1. Install dependency libraries and prepare data
Before starting training, install corresponding dependency libraries, such as PyTorch, CUDA, CUDNN, etc., and prepare training data. For details about how to perform these operations, see DDRNet official documents.

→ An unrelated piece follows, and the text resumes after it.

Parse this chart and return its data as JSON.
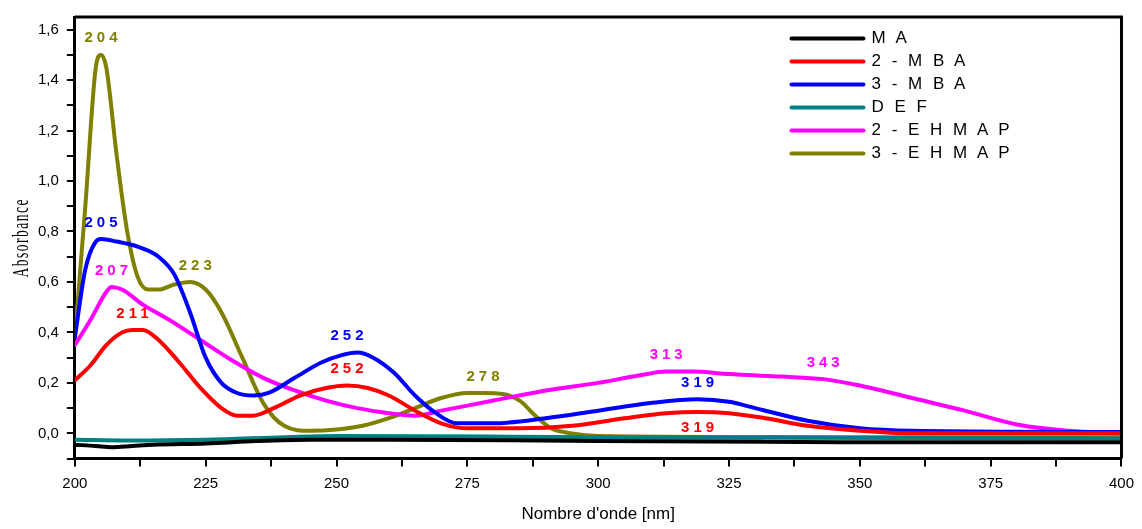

2. Modify the configuration file. You need to specify some parameters in the configuration file, such as data set path, learning rate, batch size, and number of training rounds. During single-card training, batch_size should be set to a smaller value to adapt to the video memory of a single card. In addition, you need to set num_gpus to 1 to indicate that only one video card will be used. Here is the code for a sample configuration file, where you need to take care to modify parameters such as the data set path:
# train config
DATASET:
ROOT: './data'
NAME: 'cityscapes'
TRAIN_SET: 'train'
TEST_SET: 'val'
INPUT_SIZE: [769, 769]
BASE_SIZE: 769
SCALE_FACTOR: [0.5, 0.75, 1.0, 1.25, 1.5, 1.75, 2.0]
CROP_SIZE: [769, 769]
IGNORE_LABEL: 255
MEAN: [0.485, 0.456, 0.406]
STD: [0.229, 0.224, 0.225]
NUM_CLASSES: 19
TRAIN:
MULTI_SCALE: True
FLIP: True
IGNORE_LABEL: 255
BASE_SIZE: 769
CROP_SIZE: [769, 769]
BATCH_SIZE_PER_GPU: 2
NUM_WORKERS: 4
LEARNING_RATE: 0.001
MOMENTUM: 0.9
WEIGHT_DECAY: 0.0001
POWER: 0.9
MAX_ITER: 80000
WARMUP_STEPS: 1000
WARMUP_FACTOR: 1.0 / 3.0
SAVE_PRED_EVERY: 10000
SNAPSHOT_DIR: './snapshots/'
LOG_DIR: './logs/'
DISPLAY_INTERVAL: 20
GPU_ID: 0
NUM_GPUS: 1
3. Modify the train.py file. The
DDRNet training script is changed to the train.py file. In the train.py file, add the following code:
import torch.distributed as dist
from torch.nn.parallel import DistributedDataParallel
# Add this line to initialize the process group
dist.init_process_group('nccl', init_method='env://')
# Modify the model instantiation to use DistributedDataParallel
model = DDRNet(num_classes=args.num_classes, pretrained=True)
model = DistributedDataParallel(model.cuda())
These changes are intended to initialize process groups and allel the model to use DistributedDataParallel data. 10.